A random Hall-Paige Conjecture

Abstract

A transversal in the multiplication table of a group is a set of |G| entries with different rows, columns, & symbols. Which multiplication tables have transversals? An answer was conjectured by Hall & Paige and proved by Wilcox, Evans, and Bray using the classification of finite simple groups. Recently, Eberhard, Manners, and Mrazović found an alternative proof of the Hall-Paige conjecture for sufficiently large groups using ideas from analytic number theory. In this talk, a third proof will be presented using a third set of techniques, this time from probabilistic combinatorics. The new proof is versatile enough to be applicable to a wide range of problems on the boundary of combinatorics and algebra. In particular, conjectures of Snevily, Cichacz, Tannenbaum, Evans, and Keedwall can be solved for sufficiently large groups.
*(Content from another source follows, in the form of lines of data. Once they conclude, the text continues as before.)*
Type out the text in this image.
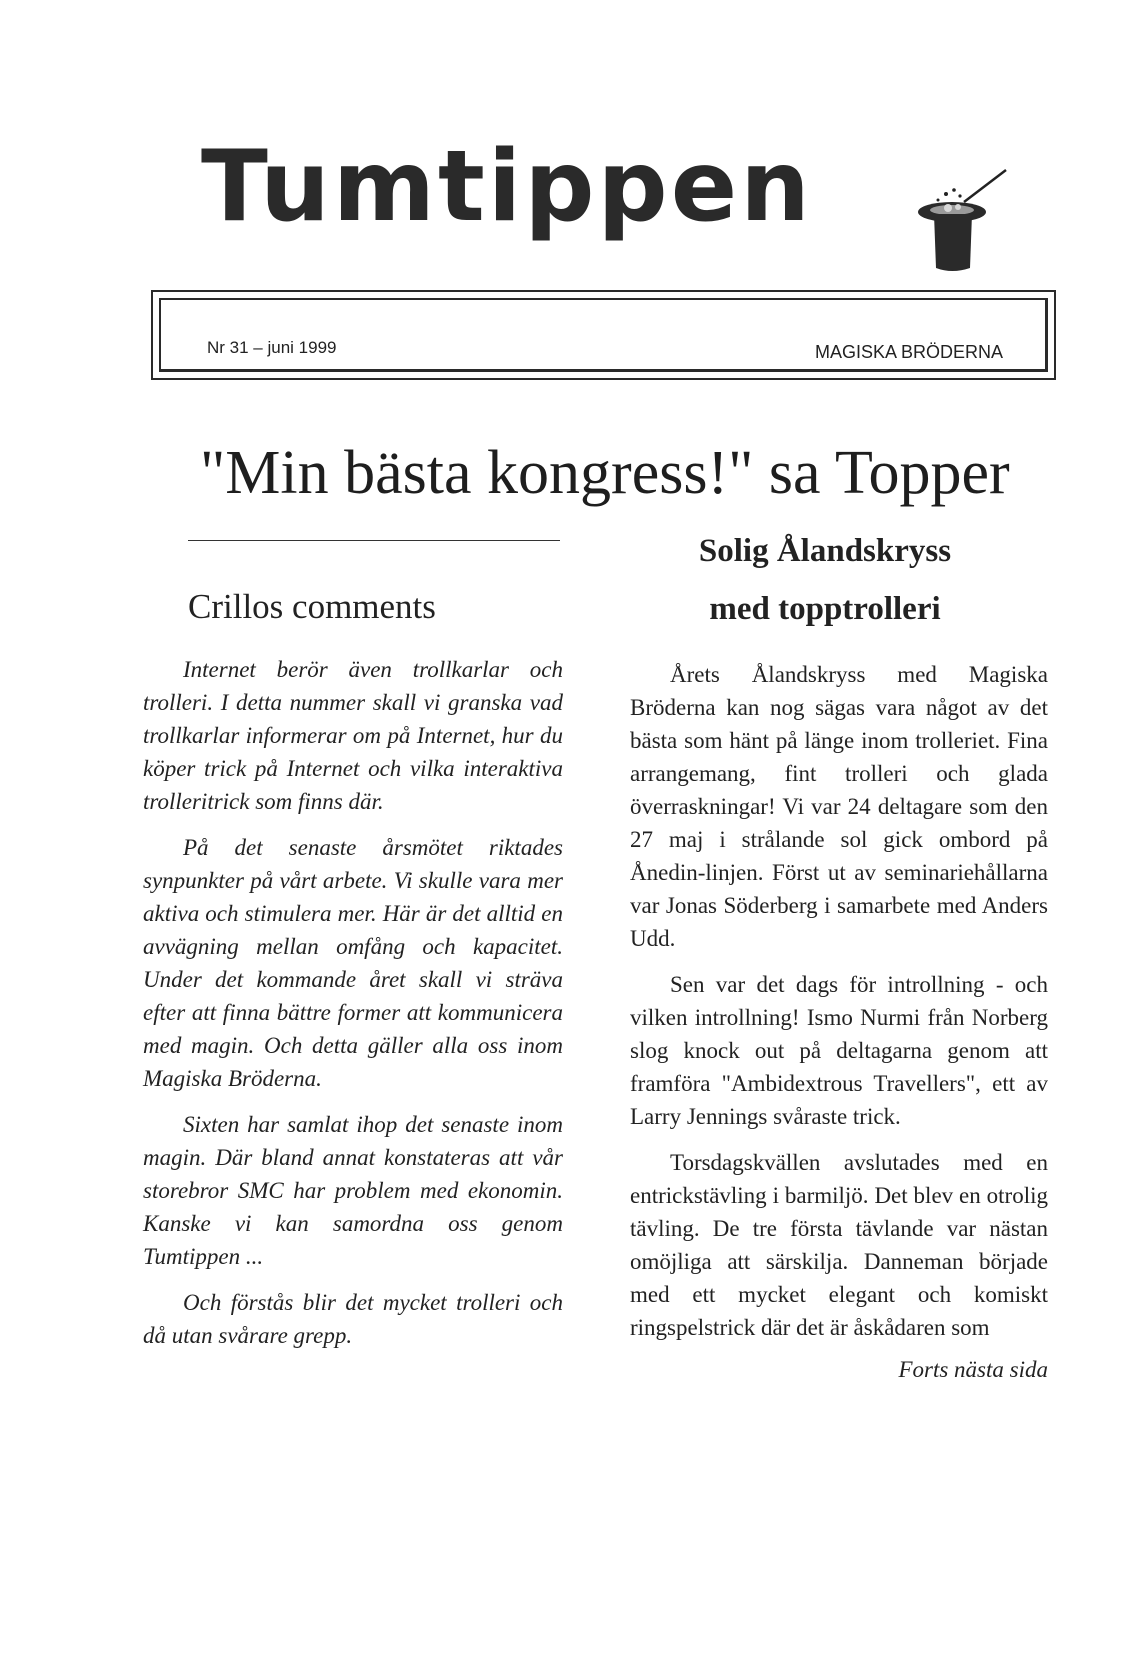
Tumtippen
Nr 31 – juni 1999	MAGISKA BRÖDERNA
"Min bästa kongress!" sa Topper
Crillos comments
Solig Ålandskryss
med topptrolleri

Internet berör även trollkarlar och trolleri. I detta nummer skall vi granska vad trollkarlar informerar om på Internet, hur du köper trick på Internet och vilka interaktiva trolleritrick som finns där.

På det senaste årsmötet riktades synpunkter på vårt arbete. Vi skulle vara mer aktiva och stimulera mer. Här är det alltid en avvägning mellan omfång och kapacitet. Under det kommande året skall vi sträva efter att finna bättre former att kommunicera med magin. Och detta gäller alla oss inom Magiska Bröderna.

Sixten har samlat ihop det senaste inom magin. Där bland annat konstateras att vår storebror SMC har problem med ekonomin. Kanske vi kan samordna oss genom Tumtippen ...

Och förstås blir det mycket trolleri och då utan svårare grepp.

Årets Ålandskryss med Magiska Bröderna kan nog sägas vara något av det bästa som hänt på länge inom trolleriet. Fina arrangemang, fint trolleri och glada överraskningar! Vi var 24 deltagare som den 27 maj i strålande sol gick ombord på Ånedin-linjen. Först ut av seminariehållarna var Jonas Söderberg i samarbete med Anders Udd.

Sen var det dags för introllning - och vilken introllning! Ismo Nurmi från Norberg slog knock out på deltagarna genom att framföra "Ambidextrous Travellers", ett av Larry Jennings svåraste trick.

Torsdagskvällen avslutades med en entrickstävling i barmiljö. Det blev en otrolig tävling. De tre första tävlande var nästan omöjliga att särskilja. Danneman började med ett mycket elegant och komiskt ringspelstrick där det är åskådaren som

Forts nästa sida
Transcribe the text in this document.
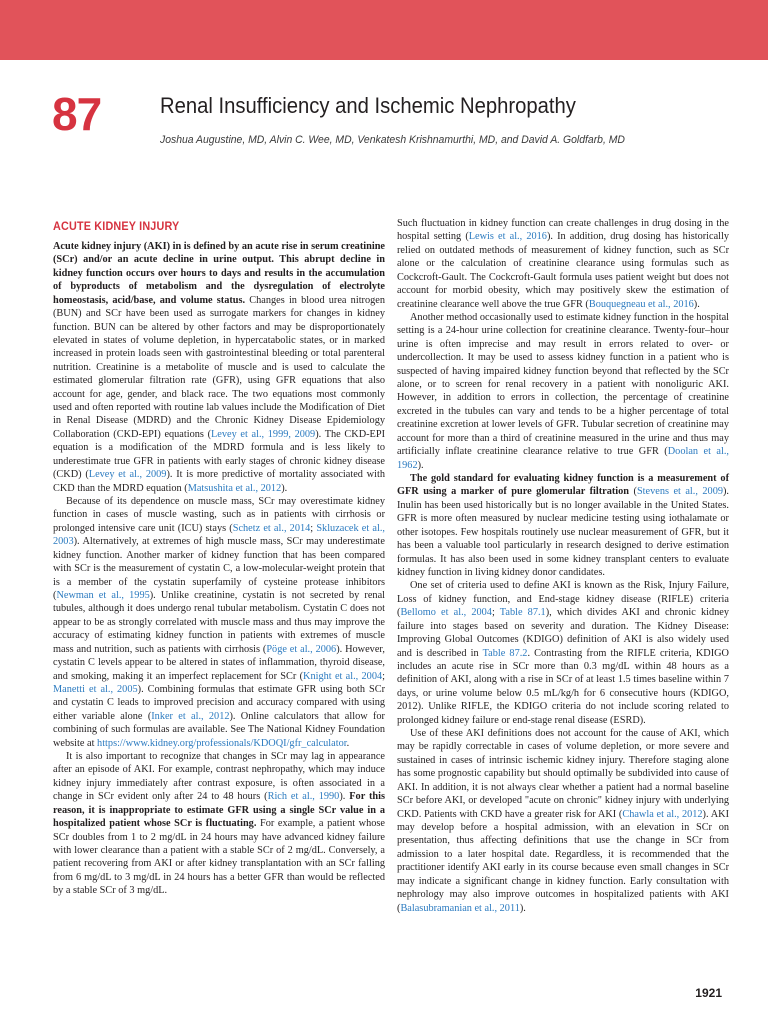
87	Renal Insufficiency and Ischemic Nephropathy
Joshua Augustine, MD, Alvin C. Wee, MD, Venkatesh Krishnamurthi, MD, and David A. Goldfarb, MD
ACUTE KIDNEY INJURY

Acute kidney injury (AKI) in is defined by an acute rise in serum creatinine (SCr) and/or an acute decline in urine output. This abrupt decline in kidney function occurs over hours to days and results in the accumulation of byproducts of metabolism and the dysregulation of electrolyte homeostasis, acid/base, and volume status. Changes in blood urea nitrogen (BUN) and SCr have been used as surrogate markers for changes in kidney function. BUN can be altered by other factors and may be disproportionately elevated in states of volume depletion, in hypercatabolic states, or in marked increased in protein loads seen with gastrointestinal bleeding or total parenteral nutrition. Creatinine is a metabolite of muscle and is used to calculate the estimated glomerular filtration rate (GFR), using GFR equations that also account for age, gender, and black race. The two equations most commonly used and often reported with routine lab values include the Modification of Diet in Renal Disease (MDRD) and the Chronic Kidney Disease Epidemiology Collaboration (CKD-EPI) equations (Levey et al., 1999, 2009). The CKD-EPI equation is a modification of the MDRD formula and is less likely to underestimate true GFR in patients with early stages of chronic kidney disease (CKD) (Levey et al., 2009). It is more predictive of mortality associated with CKD than the MDRD equation (Matsushita et al., 2012).

Because of its dependence on muscle mass, SCr may overestimate kidney function in cases of muscle wasting, such as in patients with cirrhosis or prolonged intensive care unit (ICU) stays (Schetz et al., 2014; Skluzacek et al., 2003). Alternatively, at extremes of high muscle mass, SCr may underestimate kidney function. Another marker of kidney function that has been compared with SCr is the measurement of cystatin C, a low-molecular-weight protein that is a member of the cystatin superfamily of cysteine protease inhibitors (Newman et al., 1995). Unlike creatinine, cystatin is not secreted by renal tubules, although it does undergo renal tubular metabolism. Cystatin C does not appear to be as strongly correlated with muscle mass and thus may improve the accuracy of estimating kidney function in patients with extremes of muscle mass and nutrition, such as patients with cirrhosis (Pöge et al., 2006). However, cystatin C levels appear to be altered in states of inflammation, thyroid disease, and smoking, making it an imperfect replacement for SCr (Knight et al., 2004; Manetti et al., 2005). Combining formulas that estimate GFR using both SCr and cystatin C leads to improved precision and accuracy compared with using either variable alone (Inker et al., 2012). Online calculators that allow for combining of such formulas are available. See The National Kidney Foundation website at https://www.kidney.org/professionals/KDOQI/gfr_calculator.

It is also important to recognize that changes in SCr may lag in appearance after an episode of AKI. For example, contrast nephropathy, which may induce kidney injury immediately after contrast exposure, is often associated in a change in SCr evident only after 24 to 48 hours (Rich et al., 1990). For this reason, it is inappropriate to estimate GFR using a single SCr value in a hospitalized patient whose SCr is fluctuating. For example, a patient whose SCr doubles from 1 to 2 mg/dL in 24 hours may have advanced kidney failure with lower clearance than a patient with a stable SCr of 2 mg/dL. Conversely, a patient recovering from AKI or after kidney transplantation with an SCr falling from 6 mg/dL to 3 mg/dL in 24 hours has a better GFR than would be reflected by a stable SCr of 3 mg/dL.

Such fluctuation in kidney function can create challenges in drug dosing in the hospital setting (Lewis et al., 2016). In addition, drug dosing has historically relied on outdated methods of measurement of kidney function, such as SCr alone or the calculation of creatinine clearance using formulas such as Cockcroft-Gault. The Cockcroft-Gault formula uses patient weight but does not account for morbid obesity, which may positively skew the estimation of creatinine clearance well above the true GFR (Bouquegneau et al., 2016).

Another method occasionally used to estimate kidney function in the hospital setting is a 24-hour urine collection for creatinine clearance. Twenty-four–hour urine is often imprecise and may result in errors related to over- or undercollection. It may be used to assess kidney function in a patient who is suspected of having impaired kidney function beyond that reflected by the SCr alone, or to screen for renal recovery in a patient with nonoliguric AKI. However, in addition to errors in collection, the percentage of creatinine excreted in the tubules can vary and tends to be a higher percentage of total creatinine excretion at lower levels of GFR. Tubular secretion of creatinine may account for more than a third of creatinine measured in the urine and thus may artificially inflate creatinine clearance relative to true GFR (Doolan et al., 1962).

The gold standard for evaluating kidney function is a measurement of GFR using a marker of pure glomerular filtration (Stevens et al., 2009). Inulin has been used historically but is no longer available in the United States. GFR is more often measured by nuclear medicine testing using iothalamate or other isotopes. Few hospitals routinely use nuclear measurement of GFR, but it has been a valuable tool particularly in research designed to derive estimation formulas. It has also been used in some kidney transplant centers to evaluate kidney function in living kidney donor candidates.

One set of criteria used to define AKI is known as the Risk, Injury Failure, Loss of kidney function, and End-stage kidney disease (RIFLE) criteria (Bellomo et al., 2004; Table 87.1), which divides AKI and chronic kidney failure into stages based on severity and duration. The Kidney Disease: Improving Global Outcomes (KDIGO) definition of AKI is also widely used and is described in Table 87.2. Contrasting from the RIFLE criteria, KDIGO includes an acute rise in SCr more than 0.3 mg/dL within 48 hours as a definition of AKI, along with a rise in SCr of at least 1.5 times baseline within 7 days, or urine volume below 0.5 mL/kg/h for 6 consecutive hours (KDIGO, 2012). Unlike RIFLE, the KDIGO criteria do not include scoring related to prolonged kidney failure or end-stage renal disease (ESRD).

Use of these AKI definitions does not account for the cause of AKI, which may be rapidly correctable in cases of volume depletion, or more severe and sustained in cases of intrinsic ischemic kidney injury. Therefore staging alone has some prognostic capability but should optimally be subdivided into cause of AKI. In addition, it is not always clear whether a patient had a normal baseline SCr before AKI, or developed "acute on chronic" kidney injury with underlying CKD. Patients with CKD have a greater risk for AKI (Chawla et al., 2012). AKI may develop before a hospital admission, with an elevation in SCr on presentation, thus affecting definitions that use the change in SCr from admission to a later hospital date. Regardless, it is recommended that the practitioner identify AKI early in its course because even small changes in SCr may indicate a significant change in kidney function. Early consultation with nephrology may also improve outcomes in hospitalized patients with AKI (Balasubramanian et al., 2011).

1921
Joint work with Alp Müyesser.

Speaker Intro

Alexey Pokrovskiy completed his PhD on the topic of "Graph Powers, Partitions, and other Extremal Problems" under the supervision of Jozef Skokan and Jan van den Heuvel. Since then, he has continued working on extremal combinatorics particularly on the areas of Ramsey theory, Latin squares, and positional games. Prior to joining UCL he was a postdoc at Freie Universitat Berlin and ETH Zurich, and a lecturer at Birkbeck College. Currently he is a lecturer at University College London, and works on problems in-between combinatorics and algebra. In 2019 he received the European Prize in Combinatorics jointly with Richard Montgomery.